2005 East Central Regional : Square Count

[wktang]

Did anyone solve the problem from 2005 East Central America regional contest problem F: Square Count?

http://acmicpc-live-archive.uva.es/nuev ... php?p=3377

I found that the problem statement contradicting:

No two rooms will overlap, though they may share a side.

And the judge's input contain overlapping rooms!!! I've solved the problem by not counting the shared blocks between overlapping rooms. I'm pretty sure that the judge's input should not contain any overlapping rooms, but I might be wrong... If you've solved this problem, I would love to hear what did you think when solving this problem.

[Darko]

I am not sure - I never assumed that rooms might overlap. When I read the rooms in, I added squares per each room to the count (and afterwards I looked for the ones that spanned two rooms). If some of them overlapped I would've had too many.
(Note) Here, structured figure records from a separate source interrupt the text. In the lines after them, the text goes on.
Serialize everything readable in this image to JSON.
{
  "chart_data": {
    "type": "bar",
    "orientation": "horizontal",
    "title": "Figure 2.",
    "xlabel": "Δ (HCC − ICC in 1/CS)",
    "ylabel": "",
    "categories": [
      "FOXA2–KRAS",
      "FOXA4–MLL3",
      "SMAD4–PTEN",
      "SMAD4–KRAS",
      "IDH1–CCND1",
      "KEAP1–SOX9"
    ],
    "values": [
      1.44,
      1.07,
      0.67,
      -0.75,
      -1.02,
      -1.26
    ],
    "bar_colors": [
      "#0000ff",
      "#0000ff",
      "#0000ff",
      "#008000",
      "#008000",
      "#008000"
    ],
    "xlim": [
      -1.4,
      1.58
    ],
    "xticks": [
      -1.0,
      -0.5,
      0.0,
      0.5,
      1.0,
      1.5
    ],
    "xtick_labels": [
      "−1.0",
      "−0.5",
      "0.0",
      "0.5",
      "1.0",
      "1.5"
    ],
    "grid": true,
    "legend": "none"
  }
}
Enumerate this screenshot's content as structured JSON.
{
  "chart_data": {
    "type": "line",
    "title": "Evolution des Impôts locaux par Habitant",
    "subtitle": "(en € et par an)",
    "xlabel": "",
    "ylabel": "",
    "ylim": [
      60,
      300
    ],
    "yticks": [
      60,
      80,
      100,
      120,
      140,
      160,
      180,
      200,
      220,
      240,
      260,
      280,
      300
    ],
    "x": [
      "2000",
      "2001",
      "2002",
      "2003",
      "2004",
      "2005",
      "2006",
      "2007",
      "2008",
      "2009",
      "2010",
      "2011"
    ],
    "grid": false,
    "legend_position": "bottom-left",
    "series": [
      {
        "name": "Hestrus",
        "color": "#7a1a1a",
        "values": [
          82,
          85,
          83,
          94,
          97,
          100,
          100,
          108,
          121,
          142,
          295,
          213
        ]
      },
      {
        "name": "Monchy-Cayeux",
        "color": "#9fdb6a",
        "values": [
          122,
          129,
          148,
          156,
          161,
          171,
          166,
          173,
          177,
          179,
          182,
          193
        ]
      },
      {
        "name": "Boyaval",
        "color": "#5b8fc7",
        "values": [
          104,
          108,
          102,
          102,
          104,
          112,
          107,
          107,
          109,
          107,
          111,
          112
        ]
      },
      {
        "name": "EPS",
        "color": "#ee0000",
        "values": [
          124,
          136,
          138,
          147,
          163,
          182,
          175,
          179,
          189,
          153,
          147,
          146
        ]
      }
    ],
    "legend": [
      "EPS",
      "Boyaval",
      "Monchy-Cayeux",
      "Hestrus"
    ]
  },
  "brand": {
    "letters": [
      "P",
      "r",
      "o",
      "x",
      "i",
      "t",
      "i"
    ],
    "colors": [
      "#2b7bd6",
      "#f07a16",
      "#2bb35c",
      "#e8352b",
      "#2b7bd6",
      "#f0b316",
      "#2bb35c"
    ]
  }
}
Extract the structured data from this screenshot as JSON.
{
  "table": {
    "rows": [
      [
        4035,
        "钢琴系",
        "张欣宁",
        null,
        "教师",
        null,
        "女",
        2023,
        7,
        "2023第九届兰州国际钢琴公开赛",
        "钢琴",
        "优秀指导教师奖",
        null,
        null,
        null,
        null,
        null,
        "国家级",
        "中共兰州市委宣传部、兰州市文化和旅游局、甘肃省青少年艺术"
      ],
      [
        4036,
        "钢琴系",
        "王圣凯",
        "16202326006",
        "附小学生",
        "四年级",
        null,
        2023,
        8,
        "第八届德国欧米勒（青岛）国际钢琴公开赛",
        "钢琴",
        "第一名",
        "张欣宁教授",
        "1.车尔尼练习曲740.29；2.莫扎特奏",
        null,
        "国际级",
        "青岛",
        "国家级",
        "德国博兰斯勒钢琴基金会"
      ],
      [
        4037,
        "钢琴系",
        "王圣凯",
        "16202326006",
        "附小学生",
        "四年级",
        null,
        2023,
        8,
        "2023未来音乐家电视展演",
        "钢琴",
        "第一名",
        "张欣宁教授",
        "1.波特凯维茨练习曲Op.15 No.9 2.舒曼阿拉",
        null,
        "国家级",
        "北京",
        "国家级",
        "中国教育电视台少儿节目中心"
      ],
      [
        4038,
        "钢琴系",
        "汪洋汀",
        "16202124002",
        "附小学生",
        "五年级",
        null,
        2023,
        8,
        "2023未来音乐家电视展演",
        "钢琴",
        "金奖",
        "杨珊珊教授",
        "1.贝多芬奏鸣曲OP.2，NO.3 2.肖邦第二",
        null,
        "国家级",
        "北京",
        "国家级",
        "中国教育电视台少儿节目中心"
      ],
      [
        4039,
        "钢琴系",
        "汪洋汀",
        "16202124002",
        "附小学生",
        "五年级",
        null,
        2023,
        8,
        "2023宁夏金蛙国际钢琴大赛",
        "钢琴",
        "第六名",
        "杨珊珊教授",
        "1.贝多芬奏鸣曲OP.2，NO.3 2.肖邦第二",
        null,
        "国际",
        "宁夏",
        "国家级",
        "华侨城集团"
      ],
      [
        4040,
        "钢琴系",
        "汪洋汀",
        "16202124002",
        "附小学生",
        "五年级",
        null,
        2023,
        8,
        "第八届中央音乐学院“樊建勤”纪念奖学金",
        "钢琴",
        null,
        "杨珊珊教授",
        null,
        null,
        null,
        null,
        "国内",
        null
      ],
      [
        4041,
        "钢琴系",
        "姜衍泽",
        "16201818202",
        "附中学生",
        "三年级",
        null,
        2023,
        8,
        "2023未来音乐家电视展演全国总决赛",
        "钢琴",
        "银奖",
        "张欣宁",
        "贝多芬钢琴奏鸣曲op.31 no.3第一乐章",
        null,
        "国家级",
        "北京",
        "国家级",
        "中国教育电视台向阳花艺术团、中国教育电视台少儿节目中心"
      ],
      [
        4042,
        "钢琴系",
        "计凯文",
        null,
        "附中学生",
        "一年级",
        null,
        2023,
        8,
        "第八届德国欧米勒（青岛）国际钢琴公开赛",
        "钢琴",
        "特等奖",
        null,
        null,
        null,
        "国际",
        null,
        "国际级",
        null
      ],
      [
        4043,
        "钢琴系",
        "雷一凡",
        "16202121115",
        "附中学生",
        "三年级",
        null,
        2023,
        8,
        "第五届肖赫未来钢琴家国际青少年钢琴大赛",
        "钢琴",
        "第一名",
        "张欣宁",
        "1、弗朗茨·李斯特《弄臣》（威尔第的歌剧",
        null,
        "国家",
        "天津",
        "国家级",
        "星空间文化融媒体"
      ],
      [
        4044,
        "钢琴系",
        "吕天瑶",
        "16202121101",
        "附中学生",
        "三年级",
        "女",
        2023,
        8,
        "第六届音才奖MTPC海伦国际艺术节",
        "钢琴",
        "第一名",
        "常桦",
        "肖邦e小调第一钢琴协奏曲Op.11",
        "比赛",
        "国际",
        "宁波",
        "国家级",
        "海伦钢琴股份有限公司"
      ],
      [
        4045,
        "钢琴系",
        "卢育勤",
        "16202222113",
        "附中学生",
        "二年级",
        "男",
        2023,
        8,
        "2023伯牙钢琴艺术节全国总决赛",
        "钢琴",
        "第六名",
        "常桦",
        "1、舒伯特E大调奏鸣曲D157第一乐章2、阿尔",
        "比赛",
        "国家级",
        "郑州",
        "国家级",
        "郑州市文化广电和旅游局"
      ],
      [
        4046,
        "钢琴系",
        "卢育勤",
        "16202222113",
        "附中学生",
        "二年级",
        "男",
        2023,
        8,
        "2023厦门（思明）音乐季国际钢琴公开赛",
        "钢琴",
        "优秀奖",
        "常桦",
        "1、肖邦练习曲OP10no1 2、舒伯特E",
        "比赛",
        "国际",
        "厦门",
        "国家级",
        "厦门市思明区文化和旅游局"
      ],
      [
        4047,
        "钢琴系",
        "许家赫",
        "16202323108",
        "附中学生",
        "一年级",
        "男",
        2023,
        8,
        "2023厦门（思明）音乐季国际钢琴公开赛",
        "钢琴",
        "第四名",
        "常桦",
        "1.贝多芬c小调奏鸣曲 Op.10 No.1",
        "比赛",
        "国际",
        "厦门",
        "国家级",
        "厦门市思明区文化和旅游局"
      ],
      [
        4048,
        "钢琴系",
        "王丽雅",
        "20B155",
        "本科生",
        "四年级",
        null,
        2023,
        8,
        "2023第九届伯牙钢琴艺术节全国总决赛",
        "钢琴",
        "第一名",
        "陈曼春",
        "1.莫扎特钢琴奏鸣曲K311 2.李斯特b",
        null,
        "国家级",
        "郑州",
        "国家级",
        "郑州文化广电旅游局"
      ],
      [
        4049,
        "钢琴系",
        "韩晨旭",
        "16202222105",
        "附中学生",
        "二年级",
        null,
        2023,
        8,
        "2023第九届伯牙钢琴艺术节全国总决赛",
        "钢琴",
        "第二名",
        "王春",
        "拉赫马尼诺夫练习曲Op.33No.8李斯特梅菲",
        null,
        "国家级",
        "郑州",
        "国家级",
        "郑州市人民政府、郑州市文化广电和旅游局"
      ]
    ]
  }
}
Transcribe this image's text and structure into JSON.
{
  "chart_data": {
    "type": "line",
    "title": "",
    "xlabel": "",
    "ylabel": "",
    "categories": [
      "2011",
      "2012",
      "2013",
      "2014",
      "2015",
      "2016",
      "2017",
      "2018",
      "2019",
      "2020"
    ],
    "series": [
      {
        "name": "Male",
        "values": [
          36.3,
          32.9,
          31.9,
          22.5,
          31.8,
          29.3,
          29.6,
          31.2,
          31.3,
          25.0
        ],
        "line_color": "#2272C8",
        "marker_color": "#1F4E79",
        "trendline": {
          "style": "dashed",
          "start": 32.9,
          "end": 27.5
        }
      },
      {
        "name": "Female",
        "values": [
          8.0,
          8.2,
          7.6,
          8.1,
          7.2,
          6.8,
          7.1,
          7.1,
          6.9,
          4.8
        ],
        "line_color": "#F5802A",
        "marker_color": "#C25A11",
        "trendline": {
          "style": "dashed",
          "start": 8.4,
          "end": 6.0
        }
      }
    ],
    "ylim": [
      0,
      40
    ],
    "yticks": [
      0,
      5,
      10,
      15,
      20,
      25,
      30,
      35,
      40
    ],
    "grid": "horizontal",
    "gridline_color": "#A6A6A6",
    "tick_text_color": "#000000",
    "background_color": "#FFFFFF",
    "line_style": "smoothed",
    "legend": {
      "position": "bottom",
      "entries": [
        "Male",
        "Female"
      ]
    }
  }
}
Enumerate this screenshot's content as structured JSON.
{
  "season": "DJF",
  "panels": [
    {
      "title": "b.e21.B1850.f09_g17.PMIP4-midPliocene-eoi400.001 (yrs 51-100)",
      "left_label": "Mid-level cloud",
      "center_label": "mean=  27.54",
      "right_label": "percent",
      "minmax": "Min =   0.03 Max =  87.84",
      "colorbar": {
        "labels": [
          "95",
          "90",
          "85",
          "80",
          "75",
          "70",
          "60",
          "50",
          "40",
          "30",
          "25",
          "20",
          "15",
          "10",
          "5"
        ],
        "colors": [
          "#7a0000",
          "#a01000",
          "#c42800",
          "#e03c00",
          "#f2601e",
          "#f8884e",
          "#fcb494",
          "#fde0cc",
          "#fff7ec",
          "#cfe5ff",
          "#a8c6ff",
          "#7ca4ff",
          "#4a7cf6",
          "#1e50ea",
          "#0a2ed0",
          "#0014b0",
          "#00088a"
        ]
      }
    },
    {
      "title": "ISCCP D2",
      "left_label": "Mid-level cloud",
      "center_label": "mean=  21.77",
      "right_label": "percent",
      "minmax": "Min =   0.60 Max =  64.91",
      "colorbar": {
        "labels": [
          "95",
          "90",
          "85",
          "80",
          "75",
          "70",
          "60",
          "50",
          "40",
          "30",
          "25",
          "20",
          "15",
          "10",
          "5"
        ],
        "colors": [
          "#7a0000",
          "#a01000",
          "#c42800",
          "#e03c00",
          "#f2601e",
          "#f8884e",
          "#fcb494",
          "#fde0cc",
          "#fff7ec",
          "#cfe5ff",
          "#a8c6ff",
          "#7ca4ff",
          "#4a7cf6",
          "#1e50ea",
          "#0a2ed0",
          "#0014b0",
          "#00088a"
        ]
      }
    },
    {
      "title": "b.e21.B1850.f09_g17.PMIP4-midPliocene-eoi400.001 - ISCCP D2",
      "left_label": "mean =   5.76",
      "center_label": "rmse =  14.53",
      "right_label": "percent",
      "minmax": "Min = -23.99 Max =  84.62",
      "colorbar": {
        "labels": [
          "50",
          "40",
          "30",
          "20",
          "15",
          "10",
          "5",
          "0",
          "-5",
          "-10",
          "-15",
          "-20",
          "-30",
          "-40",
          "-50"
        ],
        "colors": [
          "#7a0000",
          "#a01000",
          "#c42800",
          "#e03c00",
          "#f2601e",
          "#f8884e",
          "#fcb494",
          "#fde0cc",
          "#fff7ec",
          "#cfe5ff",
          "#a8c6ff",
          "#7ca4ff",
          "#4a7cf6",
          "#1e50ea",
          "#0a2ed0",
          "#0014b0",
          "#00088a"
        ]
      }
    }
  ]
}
(By "overlap" I assume you mean - "a corner of one room is in the interior of another")

[wktang]

I obtained the sample input from the regional site:
http://acm.ashland.edu/2005/problem-set.html

I've got all test cases correct except for test cases 23-32 (which my output shows more room).

Here's what I found in the 23rd test case: (room in (x1, y1), (x2, y2) format)

Room 1 : (5542, 5201), (5583, 5152)
Room 446: (5484, 5274), (5555, 5175)

These 2 rooms are overlapping each other...

Darko, are you able to test the sample input from the site? I wonder if your output matches the sample output for test cases 23-32? ( since you said you never assumed that rooms might overlap. )

[Darko]

Interesting... they do overlap. And I do get the correct (or "correct") answer. But if rectangles overlap, my solution shouldn't give the right answer.

I probably had the same approach as the original solution. In representing my rectangles I take mins and maxes, then to find "common area", I compare min-max pairs, if they are equal, they share a side, then I count those squares (if shared side > 2)...

I'll just send you the code in a PM.